El 3 de septiembre llegó una carta mía para Farnesio, en que trataba de animarle para que embarcase en la Armada y arrollase a los soldados de Leicester, que ya había muerto para entonces. El temporal, que no amainaba, se llevaba a nuestros barcos hacia las salvajes islas del norte, carentes de todo refugio. Rodearon milagrosamente las costas nórdicas de Escocia y algunos capitanes, fiados de la religión y amistad de los irlandeses, encallaron sus barcos allá, donde los ingleses les esperan y les acribillan; dejamos en este empeño más de mil muertos. El duque, mareado y acatarrado tras tan insólita travesía, dio por fin con sus huesos en Noja, cerca de Santander, el 15 de octubre, cuando yo había ordenado rogativas en toda España para que se salvara la Armada perdida. Yo no la había enviado a luchar contra las iras de la mar sino contra los ingleses. El duque llegó a España sólo con once velas; se salvaron en total setenta y cinco. Una catástrofe completa, que arruinaba a nuestra flota y nos dejaba a merced de la venganza inglesa. Al final supimos que se habían perdido la mitad de los barcos, y los dos tercios de los hombres.

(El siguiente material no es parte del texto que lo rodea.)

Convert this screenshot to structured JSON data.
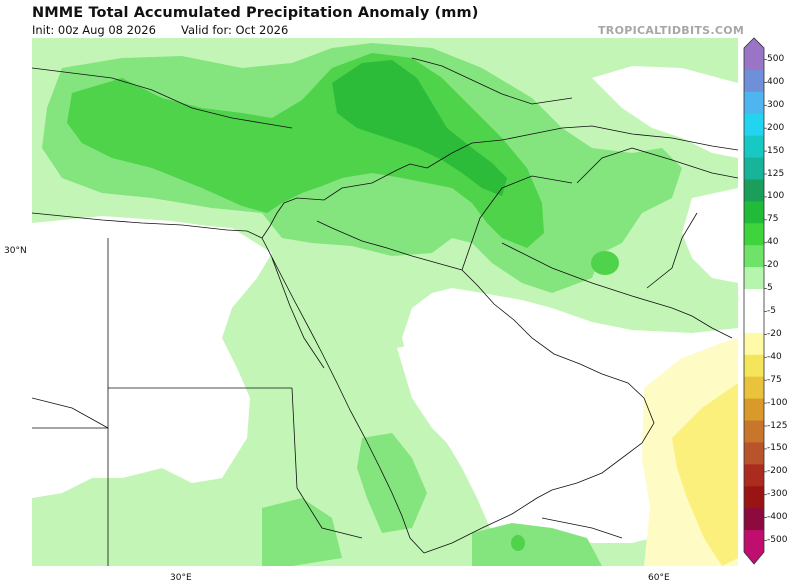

Sin embargo no me amilané. Seguía convencido de mi misión y de la justicia de mi causa; y la Armada no había sido vencida por los hombres. Rechazamos un desembarco inglés en La Coruña y los portugueses expulsaron a Drake y a Norris que llegaban como libertadores. Volvimos a vencer en las Azores a los ingleses, y allí apresamos al navío de Drake, el famoso Revenge que trajimos a Cádiz para averiguar los secretos de la construcción naval inglesa. Ordené que se rehiciese nuestra flota sobre la base de barcos más ligeros y dotados de mejor artillería. Ahora, cuando ya sé que no podré ejecutarlo, tengo ya dada en principio mi aprobación para otra empresa de Inglaterra que sepa aprovechar las lecciones del gran fracaso. Confío en que mi hijo y sucesor la tome por suya, como le he recomendado vivamente; porque hasta que no domeñemos el poder naval inglés, ni nuestros estados de Flandes, ni nuestras rutas de Indias, ni nuestras costas podrán considerarse seguras. De ello depende la futura grandeza o miseria de España.